BC Calculus Help!

[byalexandr]

Hopefully someone out there can help, I have no idea where to start.

 

Say I have this polar equation, where r=θ+sin(2θ)

 

I want to find what angle (θ) corresponds to the point on the curve where x=-2.

 

 

[kingkickolas]

As far as I can tell, there are infinitely many solutions for x=-2. They have to specify a y-value if they want just one angle.

In any case, I would expand sin(2t) to 2 sin(t) cos(t), and multiply both sides by r², so you can replace r cos(t) and r sin(t) with x an y, respectively. Then it's just solve for t. But again, they need to specify a y, or there's a family of solutions. 

[byalexandr]

1 minute ago, kingkickolas said:

As far as I can tell, there are infinitely many solutions for x=-2. They have to specify a y-value if they want just one angle.

In any case, I would expand sin(2t) to 2 sin(t) cos(t), and multiply both sides by r², so you can replace r cos(t) and r sin(t) with x an y, respectively. Then it's just solve for t. But again, they need to specify a y, or there's a family of solutions. 

Well it's implied that the y valur is the point that the two lines intersect, so the point would be (-2,y).

[kingkickolas]

4 minutes ago, byalexandr said:

Well it's implied that the y valur is the point that the two lines intersect, so the point would be (-2,y).

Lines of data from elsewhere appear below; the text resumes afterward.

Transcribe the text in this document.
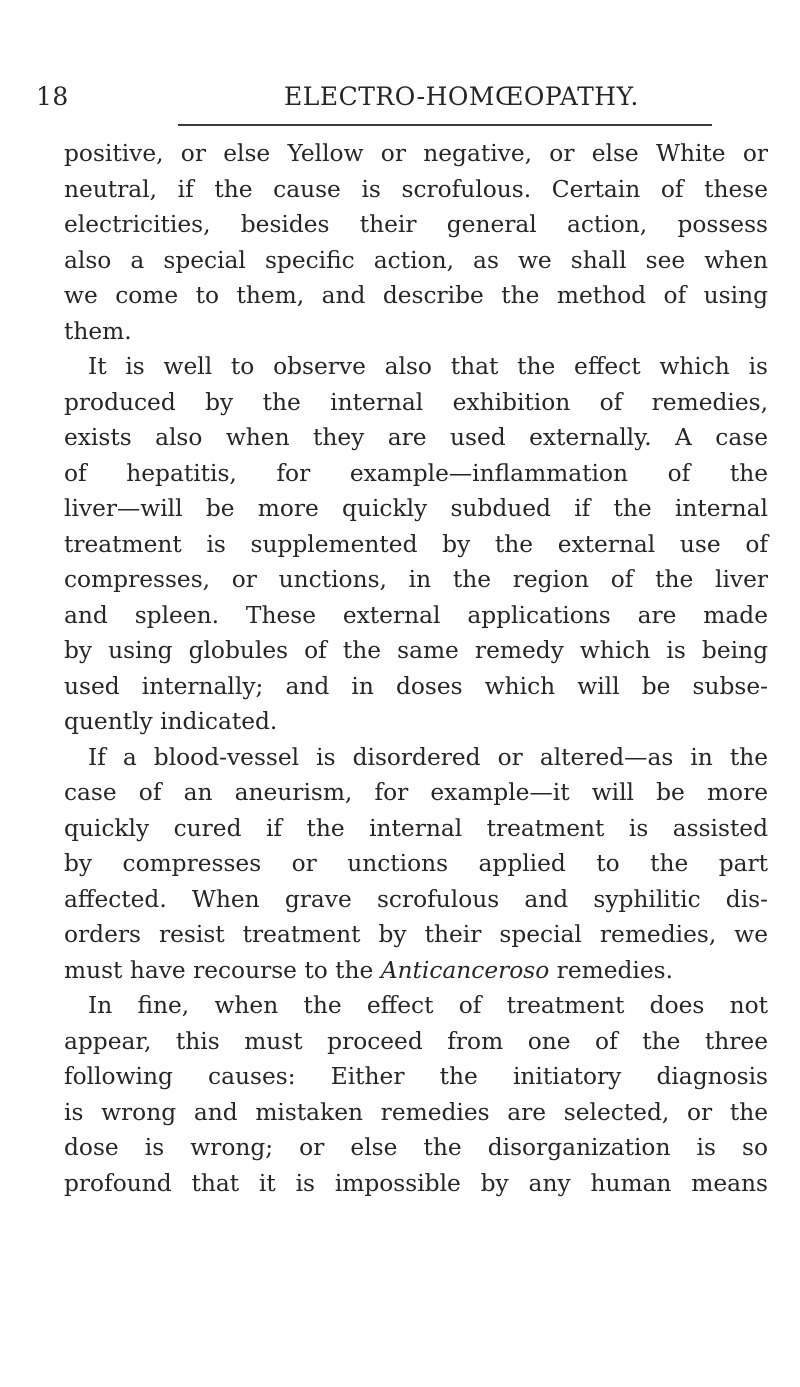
18	ELECTRO-HOMŒOPATHY.
positive, or else Yellow or negative, or else White or
neutral, if the cause is scrofulous. Certain of these
electricities, besides their general action, possess
also a special specific action, as we shall see when
we come to them, and describe the method of using
them.
It is well to observe also that the effect which is
produced by the internal exhibition of remedies,
exists also when they are used externally. A case
of hepatitis, for example—inflammation of the
liver—will be more quickly subdued if the internal
treatment is supplemented by the external use of
compresses, or unctions, in the region of the liver
and spleen. These external applications are made
by using globules of the same remedy which is being
used internally; and in doses which will be subse-
quently indicated.
If a blood-vessel is disordered or altered—as in the
case of an aneurism, for example—it will be more
quickly cured if the internal treatment is assisted
by compresses or unctions applied to the part
affected. When grave scrofulous and syphilitic dis-
orders resist treatment by their special remedies, we
must have recourse to the Anticanceroso remedies.
In fine, when the effect of treatment does not
appear, this must proceed from one of the three
following causes: Either the initiatory diagnosis
is wrong and mistaken remedies are selected, or the
dose is wrong; or else the disorganization is so
profound that it is impossible by any human means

Yeah but there's infinitely many such y values (see the link in my post). So you need to know which one they want, or the best you can do is leave the answer in terms of y.

[byalexandr]

11 hours ago, kingkickolas said:

Yeah but there's infinitely many such y values (see the link in my post). So you need to know which one they want, or the best you can do is leave the answer in terms of y.

So, I figured it out.

 

To find the angle, you use the formula x=r*cos(theta).

 

x is given as -2 and r is given in the original problem. Simply plug in the two and solve for theta.

 

And I see your point in your first post, I forgot to mention that theta max is 2pi

[kingkickolas]

1 hour ago, byalexandr said:

So, I figured it out.

 

To find the angle, you use the formula x=r*cos(theta).

 

x is given as -2 and r is given in the original problem. Simply plug in the two and solve for theta.

 

And I see your point in your first post, I forgot to mention that theta max is 2pi

Yeahhhh you're gonna get a transcendental equation for theta if you try that. Unless they further specify a y or an r or something, then it's not going to be solvable algebraically. That's a pretty weird question for a Calc BC class. Can you post a picture of the problem or something?

 

Side note: if you want more fun with transcendental equations, try finding all 3 solutions to the equation x² = 2^x. Two of the solutions are more or less obvious, but the third is tricky! 

[byalexandr]

51 minutes ago, kingkickolas said:

Yeahhhh you're gonna get a transcendental equation for theta if you try that. Unless they further specify a y or an r or something, then it's not going to be solvable algebraically. That's a pretty weird question for a Calc BC class. Can you post a picture of the problem or something?

 

Side note: if you want more fun with transcendental equations, try finding all 3 solutions to the equation x² = 2^x. Two of the solutions are more or less obvious, but the third is tricky! 

I feel like I'm missing something then from my original explanation. My classmate got 2.786 as the solution for θ. But they used the same formula I did, I'm not sure if I missed a step or something.

[kingkickolas]

9 minutes ago, byalexandr said:

I feel like I'm missing something then from my original explanation. My classmate got 2.786 as the solution for θ. But they used the same formula I did, I'm not sure if I missed a step or something.

That's the correct answer, but there's just no closed form for that solution (you know, something like "sqrt(arccos(1/3))"). You'll have to get the answer numerically. If that's what the question is asking, then you're golden (as long as you know some numerical method to get the answer). Otherwise, you're shit outta luck. That is, unless I'm missing something too. @Dash Lambda, care to comment?

[Dash Lambda]

1 hour ago, kingkickolas said:

That's the correct answer, but there's just no closed form for that solution (you know, something like "sqrt(arccos(1/3))"). You'll have to get the answer numerically. If that's what the question is asking, then you're golden (as long as you know some numerical method to get the answer). Otherwise, you're shit outta luck. That is, unless I'm missing something too. @Dash Lambda, care to comment?

You're not missing anything.

The polar function contains the component r=θ, which cannot be solved explicitly for θ in terms of x or y. Best way to approach it is either numerically or graphically, I'd personally just do it graphically. (Specifically by plotting the function for x you guys already got, x=(θ+sin(2θ))cos(θ).)